A.S. Elections and Student Apathy

Pitifully few votes were cast during Santa Monica College's election for the Associated Students board of directors on the week of April 5.

Since the election was held the week prior to Spring Break, perhaps many students were too distracted by midterms and vacations to bother executing their civic duty.

But to ask the students themselves, it would seem that the major excuses for not voting were ignorance of the issues, platforms and candidates - in short, everything except the fact that there was an election to be held. Some students didn't even know that.

Could the A.S. do a better job of publicizing the elections in ways that reach student voters?

Did students in civics, government and political science classes fail to be informed by their professors about the opportunity to put theory into practice right here on this campus?

Public notification of the elections is only half the fight. The other part is overcoming student apathy - the excuse that busy community college students have "no time" to vote must be exposed as untrue.

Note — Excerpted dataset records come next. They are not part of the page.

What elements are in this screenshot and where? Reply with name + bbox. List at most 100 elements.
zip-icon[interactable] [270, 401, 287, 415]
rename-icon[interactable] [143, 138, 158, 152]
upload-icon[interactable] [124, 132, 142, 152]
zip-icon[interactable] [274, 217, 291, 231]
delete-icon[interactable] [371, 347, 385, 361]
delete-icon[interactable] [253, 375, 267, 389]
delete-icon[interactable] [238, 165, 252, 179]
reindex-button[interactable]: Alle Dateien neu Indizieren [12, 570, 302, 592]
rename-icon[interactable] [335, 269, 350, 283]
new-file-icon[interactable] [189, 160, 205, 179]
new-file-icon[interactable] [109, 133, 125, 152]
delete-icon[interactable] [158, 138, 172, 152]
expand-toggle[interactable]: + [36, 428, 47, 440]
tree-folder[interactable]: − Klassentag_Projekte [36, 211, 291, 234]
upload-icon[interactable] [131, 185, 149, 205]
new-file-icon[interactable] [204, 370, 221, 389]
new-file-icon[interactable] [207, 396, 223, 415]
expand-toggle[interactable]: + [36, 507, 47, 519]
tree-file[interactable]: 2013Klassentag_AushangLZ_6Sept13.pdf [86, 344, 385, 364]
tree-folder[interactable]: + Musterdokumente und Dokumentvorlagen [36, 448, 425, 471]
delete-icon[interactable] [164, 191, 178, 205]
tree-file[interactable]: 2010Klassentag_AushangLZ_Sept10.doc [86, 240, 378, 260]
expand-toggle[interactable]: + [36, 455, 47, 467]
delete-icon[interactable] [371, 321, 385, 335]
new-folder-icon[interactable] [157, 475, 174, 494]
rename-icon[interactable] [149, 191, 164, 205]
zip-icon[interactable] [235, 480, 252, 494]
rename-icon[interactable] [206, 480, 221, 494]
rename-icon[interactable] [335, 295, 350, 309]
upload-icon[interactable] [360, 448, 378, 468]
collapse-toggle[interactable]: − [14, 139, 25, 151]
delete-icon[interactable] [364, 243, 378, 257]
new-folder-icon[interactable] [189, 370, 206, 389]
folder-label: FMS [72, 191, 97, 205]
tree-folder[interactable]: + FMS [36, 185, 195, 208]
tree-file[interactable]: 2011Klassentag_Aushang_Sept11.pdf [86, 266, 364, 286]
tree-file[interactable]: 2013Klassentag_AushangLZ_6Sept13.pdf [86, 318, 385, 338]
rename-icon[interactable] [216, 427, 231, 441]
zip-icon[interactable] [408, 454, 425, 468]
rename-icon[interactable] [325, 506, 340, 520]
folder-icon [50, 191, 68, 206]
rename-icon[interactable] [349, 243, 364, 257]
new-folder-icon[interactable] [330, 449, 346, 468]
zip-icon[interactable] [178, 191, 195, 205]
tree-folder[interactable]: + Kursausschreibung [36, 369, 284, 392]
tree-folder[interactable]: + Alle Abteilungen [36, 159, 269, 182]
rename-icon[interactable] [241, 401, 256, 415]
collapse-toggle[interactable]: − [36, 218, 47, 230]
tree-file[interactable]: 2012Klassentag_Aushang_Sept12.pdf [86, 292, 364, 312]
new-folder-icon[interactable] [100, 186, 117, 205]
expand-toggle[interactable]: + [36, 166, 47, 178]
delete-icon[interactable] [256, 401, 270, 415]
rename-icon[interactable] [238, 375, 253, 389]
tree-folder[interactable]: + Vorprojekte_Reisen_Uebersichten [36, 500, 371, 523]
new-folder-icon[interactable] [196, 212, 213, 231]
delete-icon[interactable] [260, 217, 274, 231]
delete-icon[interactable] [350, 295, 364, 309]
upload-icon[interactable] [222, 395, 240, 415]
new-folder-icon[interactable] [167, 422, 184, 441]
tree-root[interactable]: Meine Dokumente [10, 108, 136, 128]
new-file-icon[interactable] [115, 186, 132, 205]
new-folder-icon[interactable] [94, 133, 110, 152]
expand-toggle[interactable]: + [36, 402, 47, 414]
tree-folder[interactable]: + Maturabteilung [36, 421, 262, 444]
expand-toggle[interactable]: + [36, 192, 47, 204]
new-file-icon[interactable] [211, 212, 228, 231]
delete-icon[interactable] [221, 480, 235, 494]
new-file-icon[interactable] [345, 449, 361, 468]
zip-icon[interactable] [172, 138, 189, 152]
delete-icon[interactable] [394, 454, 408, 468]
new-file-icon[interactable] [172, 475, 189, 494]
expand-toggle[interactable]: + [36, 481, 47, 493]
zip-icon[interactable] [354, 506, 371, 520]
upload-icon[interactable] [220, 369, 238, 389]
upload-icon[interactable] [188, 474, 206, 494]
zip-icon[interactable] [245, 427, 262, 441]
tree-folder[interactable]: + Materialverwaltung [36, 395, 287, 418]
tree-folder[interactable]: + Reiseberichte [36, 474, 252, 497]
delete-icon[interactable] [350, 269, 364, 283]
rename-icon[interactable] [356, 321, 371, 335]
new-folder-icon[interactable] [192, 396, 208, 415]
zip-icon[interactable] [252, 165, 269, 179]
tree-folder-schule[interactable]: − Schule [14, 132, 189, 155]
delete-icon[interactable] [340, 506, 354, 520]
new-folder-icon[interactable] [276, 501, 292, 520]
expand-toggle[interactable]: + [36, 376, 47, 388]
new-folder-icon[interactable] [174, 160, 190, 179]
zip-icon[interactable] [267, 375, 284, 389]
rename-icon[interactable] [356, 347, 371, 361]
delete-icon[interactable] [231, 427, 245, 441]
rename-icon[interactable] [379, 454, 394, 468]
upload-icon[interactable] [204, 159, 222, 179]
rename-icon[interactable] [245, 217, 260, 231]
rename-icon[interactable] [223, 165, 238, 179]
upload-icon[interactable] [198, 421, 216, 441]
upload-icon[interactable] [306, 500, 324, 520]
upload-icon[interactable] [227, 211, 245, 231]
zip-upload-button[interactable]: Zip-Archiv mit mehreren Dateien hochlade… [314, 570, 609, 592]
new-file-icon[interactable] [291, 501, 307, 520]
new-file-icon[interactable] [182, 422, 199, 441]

It doesn't take a lot of time to read and cast a ballot.

The voting booths were in the cafeteria, an area frequented by a far greater percentage of students than the percent that voted.

How many students who found the time to eat and chat with their friends, or shove their money into the vending manchines, were willfully oblivious to the candidates and electioneers passing out fliers in a mad rush to inform them?

For some SMC students, the consequences of shirking the democratic process of two weeks ago could be dramatic.

Of the students who voted, 52 percent voted in favor of a smoke-free campus.

Although the question was only a poll, and no law banning smokers has passed, the students who do smoke and didn't vote might find themselves subject to discussion by the new board.

Unfortunately, since voter turnout was so low, a true picture of what SMC feels about smoking can't be drawn from the vote.

But the consequences of the vote affect more than just smokers. We are all affected. We now have a new A.S. board and a new president, Lillian Cavalieri.

They will decide what is to be done with our money; they will decide how to inform us of the issues that affect us; they are our advocates and must speak for us. We put our trust in them.